The fair media allocation for marketing in 2017 was: Television, 27 percent; Radio, 35 percent; Print, 8 percent; Out of Home, 15 percent; Online, 15 percent. "We redirected more money into social media, and we increased that budget by 25 percent.

The new social media focus was primarily on ticket sales. "Social Media was driving a great deal of our ticket sales. We stole an idea from the Wisconsin State Fair were we ran a flash sale in June, which we discounted at $8 (tickets were usually $15). We sold 90,000 tickets in less than a day."

He pointed out that the redemption rate for flash sale tickets were 80 percent. "There were a lot of them that went unclaimed, and so the deep discount wasn't as great, it was only $10 instead of $8."

The social media makeover and heavier emphasis also reaped a stronger millennial following for the fair. "Our social media expanded substantially, and we really increased the 25-35 year old demo. With the music and the social media, there is really a party and festival atmosphere, and we had younger people, and our alcohol sales also increased."
NAME Midway 
The Easter States Exposition midway was operated by North American Midway Entertainment (NAME), and Cassidy said the revenue was a record, up 11 percent over last year. The midway featured 50 rides, with the debut of The Bullet Train Roller Coaster highlighting the ride selection this year." 

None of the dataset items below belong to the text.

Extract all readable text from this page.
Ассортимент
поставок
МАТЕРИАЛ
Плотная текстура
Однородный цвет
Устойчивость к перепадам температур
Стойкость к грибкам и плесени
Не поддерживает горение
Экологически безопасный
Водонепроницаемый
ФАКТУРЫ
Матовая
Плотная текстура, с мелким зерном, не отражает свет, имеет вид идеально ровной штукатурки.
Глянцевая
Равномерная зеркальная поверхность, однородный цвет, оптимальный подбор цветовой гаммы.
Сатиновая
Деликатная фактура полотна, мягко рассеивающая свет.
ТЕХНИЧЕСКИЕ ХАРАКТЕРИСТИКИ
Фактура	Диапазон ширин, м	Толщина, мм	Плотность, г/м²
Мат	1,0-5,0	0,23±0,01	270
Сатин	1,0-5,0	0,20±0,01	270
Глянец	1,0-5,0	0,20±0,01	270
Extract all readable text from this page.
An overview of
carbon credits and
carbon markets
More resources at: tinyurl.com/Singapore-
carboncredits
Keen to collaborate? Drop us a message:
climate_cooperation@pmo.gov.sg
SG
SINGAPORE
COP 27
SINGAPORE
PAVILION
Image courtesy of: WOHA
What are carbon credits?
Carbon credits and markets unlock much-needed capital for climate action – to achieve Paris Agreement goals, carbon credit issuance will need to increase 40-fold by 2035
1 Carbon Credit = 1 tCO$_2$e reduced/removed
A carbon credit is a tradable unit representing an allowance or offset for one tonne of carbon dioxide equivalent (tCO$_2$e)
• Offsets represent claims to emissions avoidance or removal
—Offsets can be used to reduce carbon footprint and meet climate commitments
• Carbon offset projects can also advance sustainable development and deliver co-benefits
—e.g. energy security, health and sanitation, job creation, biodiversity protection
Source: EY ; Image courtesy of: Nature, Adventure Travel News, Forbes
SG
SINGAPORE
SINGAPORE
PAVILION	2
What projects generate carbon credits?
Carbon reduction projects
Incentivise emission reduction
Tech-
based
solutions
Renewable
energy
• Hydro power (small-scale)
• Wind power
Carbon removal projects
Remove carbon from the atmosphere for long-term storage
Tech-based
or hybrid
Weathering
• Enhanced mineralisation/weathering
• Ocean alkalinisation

The fair featured 145 food concessions, with the most popular seller being the signature item for the fair, the Big E Cream Puffs & Eclairs. The also had a two-level Bud & Burger Pub, featuring the specially created Big TastE Burger for the fair. "We found double decker tents," Cassidy explained, "It was a quite a big attraction, people could come and sit under the tent, and we had a small stage nearby, where local talent played. The tents had a great view of the fairgrounds." 

Another food vendor The Deep South Company, whose specialty was Waffle Chicken Bites, also added a second floor with the new double decker tents.

Other foods at the Big E included the Deep Fried Holy Cannoli, Gourmet Candy Apples and gourmet     tater tots at Tots-A-Lot. In addition, the "Spencer Trappist Beer Bar and Experience" featured a newly created Reserve Ale (a Trappist 'Quadrupel'), putting an old world spin on the hand-crafted bear movement. 

"I talked to a lot of vendors whose sales were up as high as 20 percent compared to last year. I think people are feeling more confident in the economy, and they're less afraid to spend money. We also know more about our customer and did a better job reaching with our marketing and our programming. The weather was like a last gasp of summer, and people came out despite the heat."